Sublingual Immunotherapy (SLIT) is now available on prescription in the UK and marketed as Grazax by ALK Abello and Oraltek (Inmunotek), Oralvac (Allergy Therapeutics) and LAIS (Lofarma).. This treatment involves taking a tablet or drops containing the grass pollen allergen under the tongue on a daily basis to induce immune tolerance. SLIT negates the need for distressing injections and the one hour wait after each injection in the allergy clinic. These tablet can safely be administered at home. Results from extensive clinical studies on SLIT have been very encouraging but patient commitment is essential and the tablets must be taken every day to derive maximal benefit.
Better methods for standardizing allergen extracts may pave the way for the inclusion of asthma as recognised treatment entity in Britain. As the major allergens are sequenced at a protein and DNA level, the more likely those highly purified semi-synthetic vaccines will come onto the market and be safer to administer. The most important aspect of successful immunotherapy is the careful selection of the potential candidate. Immunotherapy has been administered with success via other routes such as intranasal and rectally. These alternate routes would make immunotherapy much easier to administer and there is a great deal of research interest in the area. However, these practices are still under review and need to be extensively evaluated before they can be recommended for wider use. Initial studies of Peanut oral desensitisation immunotherapy have been very successful and should become commercially available soon.
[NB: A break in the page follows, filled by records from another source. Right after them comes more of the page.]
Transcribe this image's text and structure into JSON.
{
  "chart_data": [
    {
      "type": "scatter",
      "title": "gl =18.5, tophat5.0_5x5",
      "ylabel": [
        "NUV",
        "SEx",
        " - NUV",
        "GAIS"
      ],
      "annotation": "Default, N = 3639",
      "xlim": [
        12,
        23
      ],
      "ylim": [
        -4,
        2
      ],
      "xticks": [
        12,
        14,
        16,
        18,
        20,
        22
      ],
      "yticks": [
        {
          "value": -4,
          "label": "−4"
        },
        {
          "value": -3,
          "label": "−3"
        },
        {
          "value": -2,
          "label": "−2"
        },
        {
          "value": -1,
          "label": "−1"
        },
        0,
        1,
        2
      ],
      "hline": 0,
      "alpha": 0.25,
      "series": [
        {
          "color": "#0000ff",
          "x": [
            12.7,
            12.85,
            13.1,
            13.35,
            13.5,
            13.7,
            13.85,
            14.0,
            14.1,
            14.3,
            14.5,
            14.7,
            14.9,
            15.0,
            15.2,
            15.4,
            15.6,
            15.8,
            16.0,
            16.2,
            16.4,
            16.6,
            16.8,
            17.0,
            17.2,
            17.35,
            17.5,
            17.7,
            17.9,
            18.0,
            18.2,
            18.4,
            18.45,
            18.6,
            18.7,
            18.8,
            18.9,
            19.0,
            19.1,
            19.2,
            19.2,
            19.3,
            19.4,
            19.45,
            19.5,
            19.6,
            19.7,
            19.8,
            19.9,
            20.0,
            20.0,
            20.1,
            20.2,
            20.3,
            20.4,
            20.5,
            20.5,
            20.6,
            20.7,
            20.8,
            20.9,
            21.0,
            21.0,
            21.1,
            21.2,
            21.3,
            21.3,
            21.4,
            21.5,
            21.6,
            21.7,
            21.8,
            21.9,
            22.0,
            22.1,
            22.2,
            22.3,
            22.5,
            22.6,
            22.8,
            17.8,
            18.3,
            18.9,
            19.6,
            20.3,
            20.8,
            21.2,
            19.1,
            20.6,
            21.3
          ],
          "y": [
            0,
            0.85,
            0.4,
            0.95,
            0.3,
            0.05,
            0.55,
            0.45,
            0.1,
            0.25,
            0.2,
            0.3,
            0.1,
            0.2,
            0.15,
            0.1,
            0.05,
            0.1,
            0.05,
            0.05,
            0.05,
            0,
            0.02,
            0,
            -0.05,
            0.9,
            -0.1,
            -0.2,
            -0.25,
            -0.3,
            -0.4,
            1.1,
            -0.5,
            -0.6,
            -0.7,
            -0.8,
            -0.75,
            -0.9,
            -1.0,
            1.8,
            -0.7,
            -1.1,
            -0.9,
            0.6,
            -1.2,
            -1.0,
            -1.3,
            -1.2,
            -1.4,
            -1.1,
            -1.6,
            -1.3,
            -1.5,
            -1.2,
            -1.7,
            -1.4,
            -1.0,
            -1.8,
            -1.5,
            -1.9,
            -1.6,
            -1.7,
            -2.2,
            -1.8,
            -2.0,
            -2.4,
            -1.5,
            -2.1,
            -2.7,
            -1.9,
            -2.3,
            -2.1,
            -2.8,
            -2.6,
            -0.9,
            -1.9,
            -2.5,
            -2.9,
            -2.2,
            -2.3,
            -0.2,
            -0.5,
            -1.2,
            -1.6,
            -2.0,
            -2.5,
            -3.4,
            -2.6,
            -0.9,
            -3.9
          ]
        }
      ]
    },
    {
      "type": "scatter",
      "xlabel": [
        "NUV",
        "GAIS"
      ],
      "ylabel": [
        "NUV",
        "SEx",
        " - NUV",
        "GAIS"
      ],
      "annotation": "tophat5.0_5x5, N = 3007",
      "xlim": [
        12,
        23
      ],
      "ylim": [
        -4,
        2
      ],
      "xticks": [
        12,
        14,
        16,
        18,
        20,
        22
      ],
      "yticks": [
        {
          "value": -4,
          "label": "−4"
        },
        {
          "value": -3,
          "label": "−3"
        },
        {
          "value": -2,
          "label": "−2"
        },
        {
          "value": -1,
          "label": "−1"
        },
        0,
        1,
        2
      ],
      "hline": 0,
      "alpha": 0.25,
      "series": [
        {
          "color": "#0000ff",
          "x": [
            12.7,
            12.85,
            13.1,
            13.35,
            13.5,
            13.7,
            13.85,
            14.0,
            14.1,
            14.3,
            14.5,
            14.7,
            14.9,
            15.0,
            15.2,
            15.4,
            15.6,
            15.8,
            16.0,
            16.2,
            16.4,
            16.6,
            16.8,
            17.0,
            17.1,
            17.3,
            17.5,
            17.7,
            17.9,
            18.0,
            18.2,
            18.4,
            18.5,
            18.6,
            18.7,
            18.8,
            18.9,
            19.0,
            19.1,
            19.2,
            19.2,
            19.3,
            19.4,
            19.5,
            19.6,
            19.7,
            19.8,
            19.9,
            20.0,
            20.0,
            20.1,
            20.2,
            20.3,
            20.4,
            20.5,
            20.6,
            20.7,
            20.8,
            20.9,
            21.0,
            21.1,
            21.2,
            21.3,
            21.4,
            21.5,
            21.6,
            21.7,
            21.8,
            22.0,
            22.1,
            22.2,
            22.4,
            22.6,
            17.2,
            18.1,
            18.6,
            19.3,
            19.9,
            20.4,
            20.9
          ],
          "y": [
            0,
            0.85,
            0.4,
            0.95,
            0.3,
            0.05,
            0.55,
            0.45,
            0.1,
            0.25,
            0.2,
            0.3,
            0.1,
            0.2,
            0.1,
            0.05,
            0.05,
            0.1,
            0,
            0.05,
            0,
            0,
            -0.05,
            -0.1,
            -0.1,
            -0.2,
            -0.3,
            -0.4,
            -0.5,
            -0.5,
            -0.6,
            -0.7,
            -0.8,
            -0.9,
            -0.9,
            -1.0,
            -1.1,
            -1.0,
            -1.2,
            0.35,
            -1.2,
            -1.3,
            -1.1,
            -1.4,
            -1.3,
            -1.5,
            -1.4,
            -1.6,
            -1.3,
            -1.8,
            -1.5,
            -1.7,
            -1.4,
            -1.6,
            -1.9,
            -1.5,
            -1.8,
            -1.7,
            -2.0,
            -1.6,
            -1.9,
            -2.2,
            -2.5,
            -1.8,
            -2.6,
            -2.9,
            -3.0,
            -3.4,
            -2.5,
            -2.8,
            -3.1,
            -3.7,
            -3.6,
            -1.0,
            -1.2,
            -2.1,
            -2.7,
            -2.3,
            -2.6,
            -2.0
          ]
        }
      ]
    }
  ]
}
Research is being conducted into developing a desensitising “patch” containing which is applied to the skin to slowly induce tolerance and desensitise to specific environmental and food allergens (not available yet).
Caution about EPD
This webpage relates to Allergen Specific Immunotherapy (SIT and SLIT) which should not be confused with Enzyme Potentiated Desensitization (EPD). This is an entirely different procedure which employs an enzyme (B-glucuronidase) mixed with numerous allergens and then applied to the skin. This practice was reviewed in a study published in the British Medical Journal which found no therapeutic effect and concluded that EPD as an allergy treatment should not be recommended (Radcliffe M.J. et al, BMJ; 2003: 327: 251).